The Starmer/Trump love-in (the day before the Zelensky/Trump loathe-in) was back in February. Since when have we heard that the visit might happen in the autumn, but nothing has been confirmed. And what I am hearing is that there is a bit of wishful thinking from some that it might never actually happen.

Here’s how it was only semi-jokingly sketched out to me by someone very close to both the King and Queen. He said this to me: “Look, the president is expected to come over to Aberdeen later in July or August for the opening of his fabulous-looking new links course, so the King would be delighted if that coincided with his stay at Balmoral.”

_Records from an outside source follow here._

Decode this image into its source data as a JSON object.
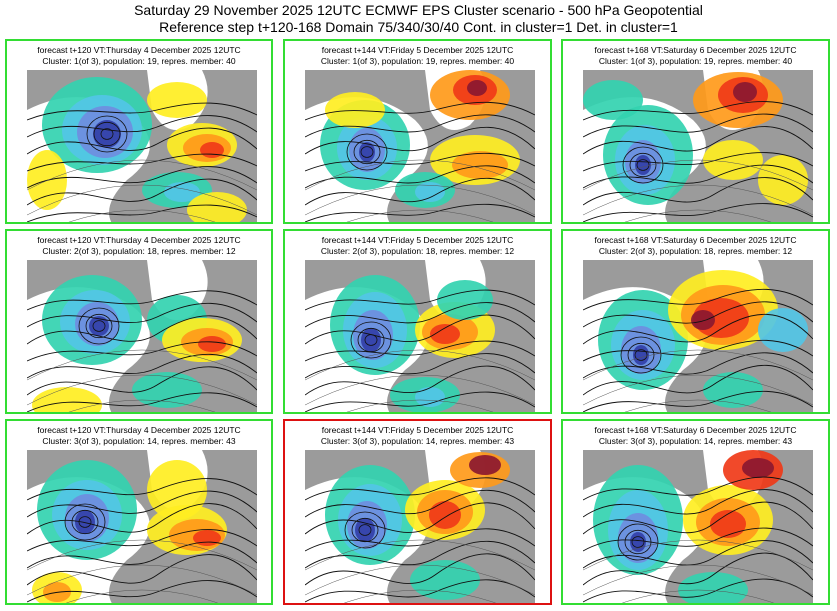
{
  "header": {
    "title_line1": "Saturday 29 November 2025 12UTC ECMWF EPS Cluster scenario - 500 hPa Geopotential",
    "title_line2": "Reference step t+120-168 Domain 75/340/30/40 Cont. in cluster=1 Det. in cluster=1"
  },
  "colors": {
    "panel_border": "#33dd33",
    "selected_border": "#dd1111",
    "land": "#9b9b9b",
    "ocean": "#ffffff",
    "neg_deep": "#3340a8",
    "neg_mid": "#6f8de0",
    "neg_light": "#53c6e6",
    "neg_faint": "#33d3b0",
    "neutral_green": "#22dd55",
    "pos_light": "#ffee22",
    "pos_mid": "#ff9a1a",
    "pos_strong": "#f03a18",
    "pos_deep": "#8b1830"
  },
  "panels": [
    {
      "caption1": "forecast t+120 VT:Thursday 4 December 2025 12UTC",
      "caption2": "Cluster: 1(of 3), population: 19, repres. member: 40",
      "selected": false
    },
    {
      "caption1": "forecast t+144 VT:Friday 5 December 2025 12UTC",
      "caption2": "Cluster: 1(of 3), population: 19, repres. member: 40",
      "selected": false
    },
    {
      "caption1": "forecast t+168 VT:Saturday 6 December 2025 12UTC",
      "caption2": "Cluster: 1(of 3), population: 19, repres. member: 40",
      "selected": false
    },
    {
      "caption1": "forecast t+120 VT:Thursday 4 December 2025 12UTC",
      "caption2": "Cluster: 2(of 3), population: 18, repres. member: 12",
      "selected": false
    },
    {
      "caption1": "forecast t+144 VT:Friday 5 December 2025 12UTC",
      "caption2": "Cluster: 2(of 3), population: 18, repres. member: 12",
      "selected": false
    },
    {
      "caption1": "forecast t+168 VT:Saturday 6 December 2025 12UTC",
      "caption2": "Cluster: 2(of 3), population: 18, repres. member: 12",
      "selected": false
    },
    {
      "caption1": "forecast t+120 VT:Thursday 4 December 2025 12UTC",
      "caption2": "Cluster: 3(of 3), population: 14, repres. member: 43",
      "selected": false
    },
    {
      "caption1": "forecast t+144 VT:Friday 5 December 2025 12UTC",
      "caption2": "Cluster: 3(of 3), population: 14, repres. member: 43",
      "selected": true
    },
    {
      "caption1": "forecast t+168 VT:Saturday 6 December 2025 12UTC",
      "caption2": "Cluster: 3(of 3), population: 14, repres. member: 43",
      "selected": false
    }
  ]
}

It is, after all, a short Marine One helicopter hop away from the granite city. Then it was explained to me that they would put on a fine show – pipers and kilts galore, a fabulous dinner with the good and the great invited. But a state occasion it wouldn’t be. And given pressures on the presidential diary, would he want to come back to the UK a month or two later?

I understood all of this and could see how this gets you through 2025, particularly as there is already one state visit scheduled for this year: that of France’s Emmanuel Macron. However, what about 2026, I ventured to ask.

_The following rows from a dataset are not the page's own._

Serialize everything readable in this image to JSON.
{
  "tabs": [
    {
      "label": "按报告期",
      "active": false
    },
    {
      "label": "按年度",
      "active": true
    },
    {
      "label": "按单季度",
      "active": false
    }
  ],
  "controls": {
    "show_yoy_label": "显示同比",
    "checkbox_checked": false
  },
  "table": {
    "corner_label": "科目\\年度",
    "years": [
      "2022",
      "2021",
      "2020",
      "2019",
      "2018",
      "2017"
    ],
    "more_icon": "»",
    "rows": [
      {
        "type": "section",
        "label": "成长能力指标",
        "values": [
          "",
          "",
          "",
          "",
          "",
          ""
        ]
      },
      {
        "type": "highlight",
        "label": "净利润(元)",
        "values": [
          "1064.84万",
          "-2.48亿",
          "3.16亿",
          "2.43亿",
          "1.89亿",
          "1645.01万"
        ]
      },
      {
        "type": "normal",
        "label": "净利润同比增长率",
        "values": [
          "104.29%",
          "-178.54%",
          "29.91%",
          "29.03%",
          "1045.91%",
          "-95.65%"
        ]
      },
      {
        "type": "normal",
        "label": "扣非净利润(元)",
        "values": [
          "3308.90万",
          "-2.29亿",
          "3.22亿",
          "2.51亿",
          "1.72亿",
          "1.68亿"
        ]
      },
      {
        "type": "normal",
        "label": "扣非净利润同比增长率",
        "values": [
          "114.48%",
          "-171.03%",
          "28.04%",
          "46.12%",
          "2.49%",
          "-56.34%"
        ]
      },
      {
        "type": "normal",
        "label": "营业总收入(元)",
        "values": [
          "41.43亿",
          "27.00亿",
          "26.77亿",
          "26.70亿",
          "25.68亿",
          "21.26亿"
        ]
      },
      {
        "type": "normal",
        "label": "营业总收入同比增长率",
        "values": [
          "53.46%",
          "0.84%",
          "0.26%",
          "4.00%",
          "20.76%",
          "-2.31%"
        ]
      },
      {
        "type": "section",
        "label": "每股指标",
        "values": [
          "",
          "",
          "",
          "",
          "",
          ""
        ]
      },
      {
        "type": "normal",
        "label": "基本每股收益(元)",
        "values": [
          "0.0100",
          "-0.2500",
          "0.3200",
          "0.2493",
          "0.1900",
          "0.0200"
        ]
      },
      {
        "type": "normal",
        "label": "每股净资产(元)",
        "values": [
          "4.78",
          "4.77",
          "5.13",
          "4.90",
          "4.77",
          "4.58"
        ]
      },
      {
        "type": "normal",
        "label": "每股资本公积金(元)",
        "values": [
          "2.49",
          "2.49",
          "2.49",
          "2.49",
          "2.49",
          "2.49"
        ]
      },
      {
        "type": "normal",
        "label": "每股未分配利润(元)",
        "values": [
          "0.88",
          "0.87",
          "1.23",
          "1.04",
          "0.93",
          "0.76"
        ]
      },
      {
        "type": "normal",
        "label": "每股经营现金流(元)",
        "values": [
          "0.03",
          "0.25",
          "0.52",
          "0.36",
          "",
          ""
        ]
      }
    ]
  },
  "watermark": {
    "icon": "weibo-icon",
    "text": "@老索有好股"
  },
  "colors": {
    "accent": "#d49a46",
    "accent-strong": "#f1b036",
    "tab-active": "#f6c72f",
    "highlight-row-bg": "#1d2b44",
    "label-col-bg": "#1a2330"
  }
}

There was a pause. “Aah, well, 2026 is the 250th anniversary of the founding of the United States of America and the Declaration of Independence, and the pressure then will be for the King to make a big visit to America.” Of course. Charles III will want to mark the defenestration of his ancestor, George III.

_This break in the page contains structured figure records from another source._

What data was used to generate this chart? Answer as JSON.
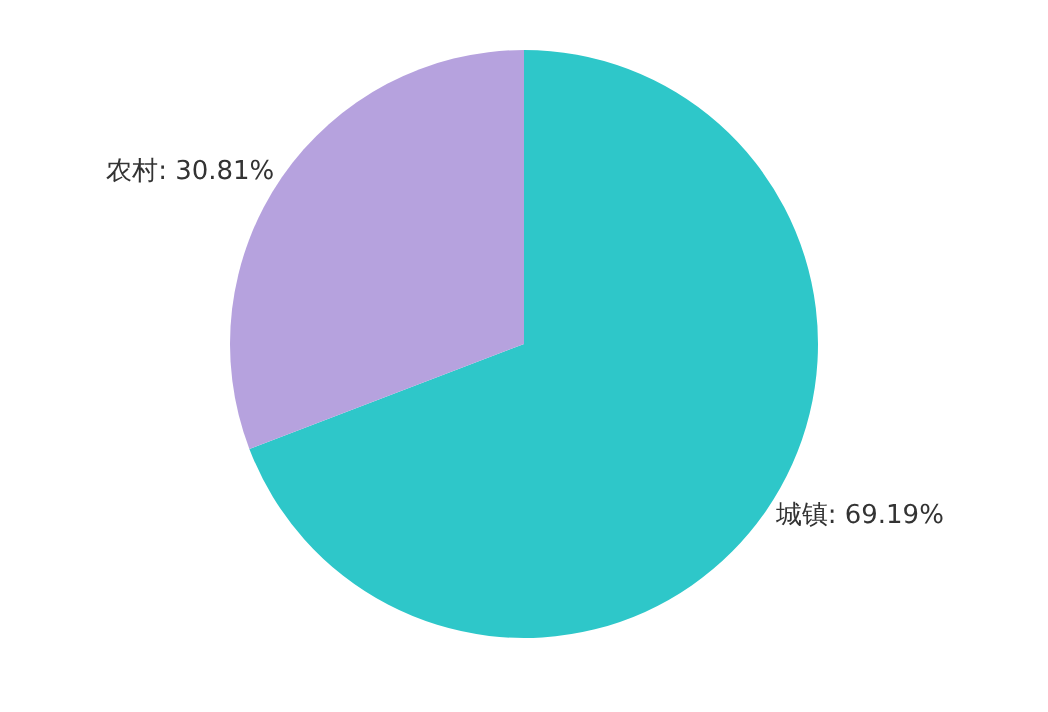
{
  "chart_data": {
    "type": "pie",
    "categories": [
      "城镇",
      "农村"
    ],
    "values": [
      69.19,
      30.81
    ],
    "colors": [
      "#2ec7c9",
      "#b6a2de"
    ],
    "value_labels": [
      "69.19%",
      "30.81%"
    ],
    "legend": false
  }
}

You can guess my next question: OK, what about 2027? A wry smile played on his lips. “Well, that’s a very long way away, isn’t it?”

Honestly, I felt as though I had washed up in a Yes Minister script. It was all so understated and – well – British. The more I thought about it, the more I could see the quiet brilliance of the thinking.

Donald Trump and the late Queen Elizabeth II
Donald Trump and the late Queen Elizabeth II (PA)

There has been a lot of criticism of the British government’s approach to Trump: that it’s been too obsequious, too timid; overly deferential. Why didn’t we have some of Mark Carney’s Canadian spunk, for goodness’ sake?

It is certainly true that a second Trump state visit would be fraught with risk. It is hard to believe there will be crowds 10 deep, lining the Mall, waving union jacks and stars and stripes. It has political risk for Sir Keir – why are you hosting someone who seems hellbent on bulldozing the institutions and relationships that have kept our country so close for so long? And you can be sure that someone as thin-skinned as Trump won’t want to see hostile crowds.

What a feat of diplomatic engineering it would be if the mandarin class could accidentally on purpose make the invitation letter disappear into a puff of ‘diaries wouldn’t align, such a shame’, etc, etc. You would have earned the brownie points for having so graciously made the invitation, but then with suave agility, you wriggle out of ever having to make good on it.

Earlier this week, I was with a former senior civil servant who is still very au courant with what is happening in government and I ran past him what I had been told. He went to the canon of House of Cards rather than Yes Minister.

“You might say that, Jon. I couldn’t possibly comment.” But then he winked and said he thought that was exactly the plan.

But a diplomatic snub to The Donald would be catastrophic. Unthinkable. So this might have to remain as the twinkling of an idea.